What’s the difference between Pairwise/Multiple alignment, de novo Assembly, and Map to Reference?

Pairwise/Multiple alignment should be used when you are wanting to determine the homology between a set of sequences that span the same gene or genomic region. This function aims to minimize gaps and maximise the overall homology between sequences. Thus, Pairwise/Multiple alignment is not appropriate for assembling short sequences into one longer sequence, or for aligning sets of primers into a longer sequence as it will try to put all the sequences on top of each other to minimize gaps in the alignment and is likely to produce an incorrect result.   

Assembly is the correct function to use when you wish to merge overlapping fragments of a DNA sequence into a longer contig. This can also be done using a known reference sequence to assist the assembly (Map to Reference), or without a reference sequence (de novo assembly).  De novo assembly is generally more computationally intensive than Map to Reference and can require large amounts of RAM.  

Have more questions? Submit a request

Comments

  • Avatar
    jf x

    How robust is "Map to Reference" when the sample differs from the best available reference? For example, if the sample has a large 100,000bp insertion/deletion/duplication event, or a rearrangement/inversion, such as might happen in cancer genomes. How will Geneious handle this large discrepancy during "Map to Reference"? Will those reads be ignored? Will they be annotated as a large insertion/deletion? How does utilize the consensus information in the reads to create a new reference?

  • Avatar
    Matt Kearse

    Map to reference won't handle insertions longer than the read length. For these you are best to de novo assemble first then map the contigs to the reference sequence.
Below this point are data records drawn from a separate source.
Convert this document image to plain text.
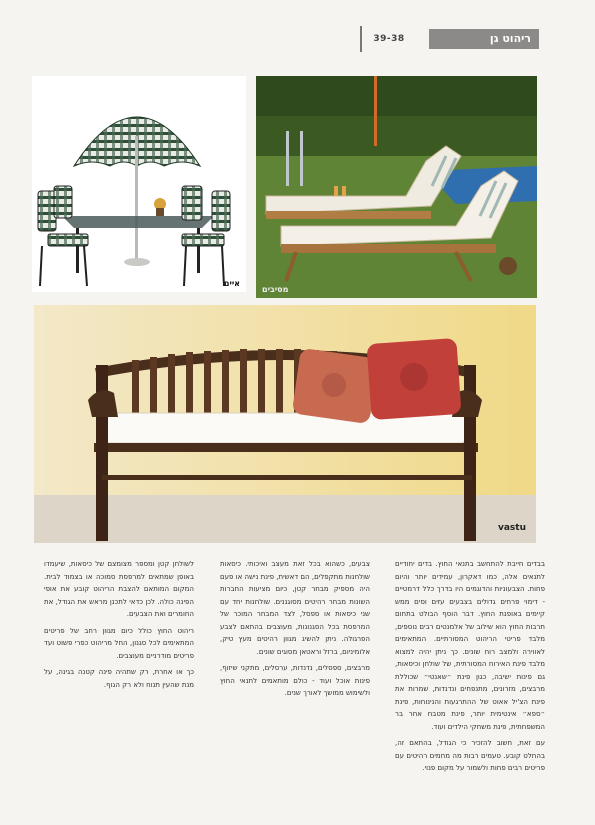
39-38	ריהוט גן
איים
מסיבים
vastu

בבדים חייבת להתחשב בתנאי החוץ. בדים יחודיים לתנאים אלה, כמו דאקרון, עמידים יותר והיום פחות. הצבעוניות והדוגמים היו בדרך כלל דרמטיים - דימוי פרחים גדולים בצבעים עזים וסים ממש קיימים באופנת החוץ. דבר הוסף הבולט בתחום תרבות החוץ הוא שילוב של אלמנטים רבים נוספים, מלבד פריטי הריהוט המסורתיים. המתאימים לאווירה ולמצב רוח שונים. כך ניתן יהיה למצוא מלבד פינת האירוח המסורתית, של שולחן וכיסאות, גם פינות ישיבה, כגון פינת ״שאנטי״ שכוללת מרבצים, מזרונים, מתנפחים ונדנדות, שמרות את פינת הצ'יל אאוט של ההתרגעות והנינוחות, פינת ״ספא״ אינטימית יותר, פינת מטבח אחר בר המשפחתית, פינת משחקי הילדים ועוד.

עם זאת, חשוב להזכיר כי הגודל, בהתאם זה, בהחלט קובע. טעמים רבות מה מחמים רהיטים עם פריטים רבים פחות ולשמור על מקום פנוי.

צבעים, כשהוא בכל זאת מעצב ואיכותי. כיסאות שולחנות מתקפלים, הם דאשית, פינת נישה או פעם היה מספיק מבחר קטן, כיום מציעות החברות השונות מבחר רהיטים מסוגננים. שולחנות יחד עם שני כיסאות או ספסל, לצד המבחר המוכר של המרפסת בכל הסגנונות, מעוצבים בהתאם לצבע הפרגולה. ניתן להשיג מגוון רהיטים מעץ טיק, אלומיניום, ברזל וראטאן מסוגים שונים.

מרבצים, ספסלים, נדנדות, ערסלים, מתקני שיזוף, פינות אוכל ועוד - כולם מותאמים לתנאי החוץ ולשימוש ממושך לאורך שנים.

לשולחן קטן ומספר מצומצם של כיסאות, שיעמדו באופן שמתאים למרפסת סמוכה או בצמוד לבית. המקום המותאם להצבת הריהוט קובע את אופי הפינה כולה. לכן כדאי לתכנן מראש את הגודל, את החומרים ואת הצבעים.

ריהוט החוץ כולל כיום מגוון רחב של פריטים המתאימים לכל סגנון, החל מריהוט כפרי פשוט ועד פריטים מודרניים מעוצבים.

כך או אחרת, רק שתהיה פינה קטנה בגינה, על מנת שהעין תנוח ולא רק הגוף.
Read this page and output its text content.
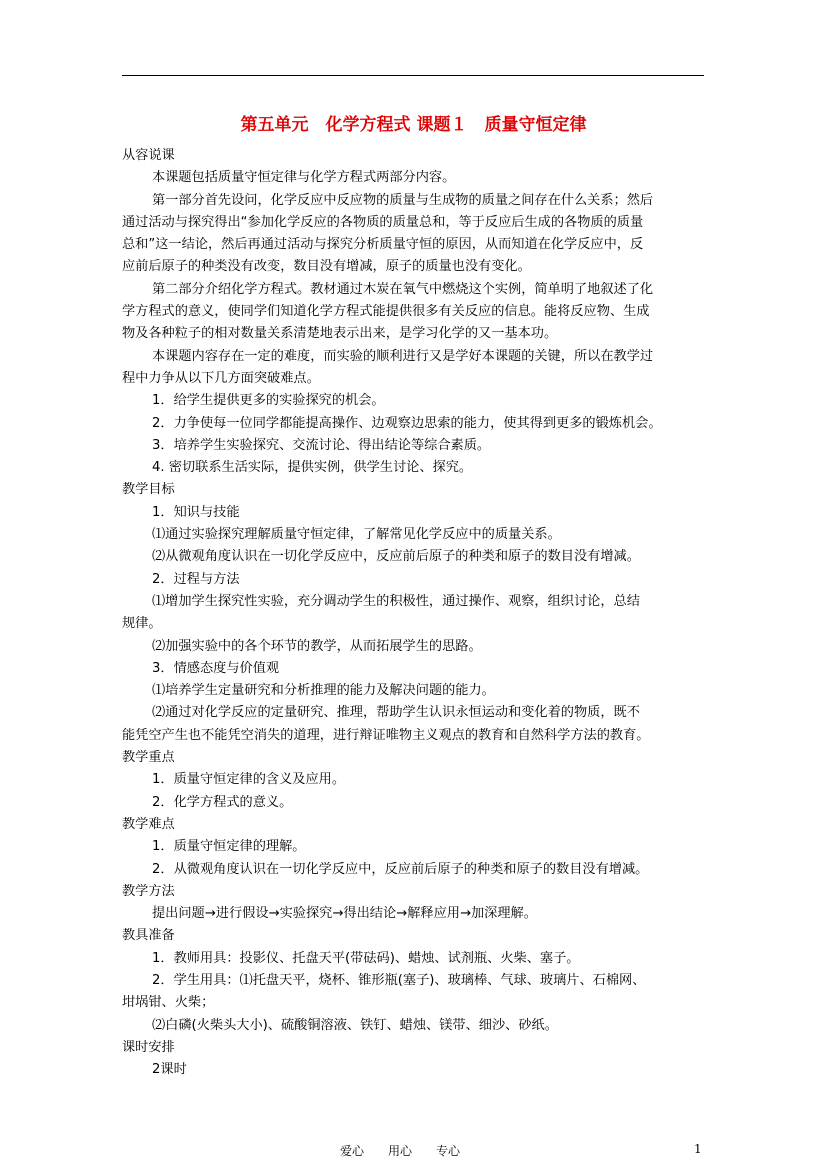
第五单元　化学方程式 课题１　质量守恒定律
从容说课
本课题包括质量守恒定律与化学方程式两部分内容。
第一部分首先设问，化学反应中反应物的质量与生成物的质量之间存在什么关系；然后
通过活动与探究得出“参加化学反应的各物质的质量总和，等于反应后生成的各物质的质量
总和”这一结论，然后再通过活动与探究分析质量守恒的原因，从而知道在化学反应中，反
应前后原子的种类没有改变，数目没有增减，原子的质量也没有变化。
第二部分介绍化学方程式。教材通过木炭在氧气中燃烧这个实例，简单明了地叙述了化
学方程式的意义，使同学们知道化学方程式能提供很多有关反应的信息。能将反应物、生成
物及各种粒子的相对数量关系清楚地表示出来，是学习化学的又一基本功。
本课题内容存在一定的难度，而实验的顺利进行又是学好本课题的关键，所以在教学过
程中力争从以下几方面突破难点。
1．给学生提供更多的实验探究的机会。
2．力争使每一位同学都能提高操作、边观察边思索的能力，使其得到更多的锻炼机会。
3．培养学生实验探究、交流讨论、得出结论等综合素质。
4. 密切联系生活实际，提供实例，供学生讨论、探究。
教学目标
1．知识与技能
⑴通过实验探究理解质量守恒定律，了解常见化学反应中的质量关系。
⑵从微观角度认识在一切化学反应中，反应前后原子的种类和原子的数目没有增减。
2．过程与方法
⑴增加学生探究性实验，充分调动学生的积极性，通过操作、观察，组织讨论，总结
规律。
⑵加强实验中的各个环节的教学，从而拓展学生的思路。
3．情感态度与价值观
⑴培养学生定量研究和分析推理的能力及解决问题的能力。
⑵通过对化学反应的定量研究、推理，帮助学生认识永恒运动和变化着的物质，既不
能凭空产生也不能凭空消失的道理，进行辩证唯物主义观点的教育和自然科学方法的教育。
教学重点
1．质量守恒定律的含义及应用。
2．化学方程式的意义。
教学难点
1．质量守恒定律的理解。
2．从微观角度认识在一切化学反应中，反应前后原子的种类和原子的数目没有增减。
教学方法
提出问题→进行假设→实验探究→得出结论→解释应用→加深理解。
教具准备
1．教师用具：投影仪、托盘天平(带砝码)、蜡烛、试剂瓶、火柴、塞子。
2．学生用具：⑴托盘天平，烧杯、锥形瓶(塞子)、玻璃棒、气球、玻璃片、石棉网、
坩埚钳、火柴；
⑵白磷(火柴头大小)、硫酸铜溶液、铁钉、蜡烛、镁带、细沙、砂纸。
课时安排
2课时
爱心　　用心　　专心	1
    Map to reference can handle large deletions if you increase the maximum gap size, although it won't be that efficient. You can run the variant finder after mapping to annotate the deletions and insertions. Duplication events are noticeable if you select the option to map all reads to all matching locations. Inversions are easiest to identify with paired reads that have wrong directions or insert sizes around the breaks.

    Map to reference also has an iterative mode where it forms the consensus sequence from the first iteration and maps reads to the consensus on successive iterations. This will allow reads to better align to each other around indels.

    The upcoming release of R9 will probably include some new improvements we're working on for the mapper to efficiently identify large deletions/rearrangements/inversions as part of the mapping process and then map reads spanning these. It will also annotate these variants on the reference sequence.

  • Avatar
    AF L

    When aligning to reference is the reference sequence 'included' in the resulting consensus sequence?

    If yes, what needs to be done to get consensus sequence based only on the assembled reads?

     

  • Avatar
    Hilary Miller

    The consensus sequence is the consensus of the reads only and does not include the reference.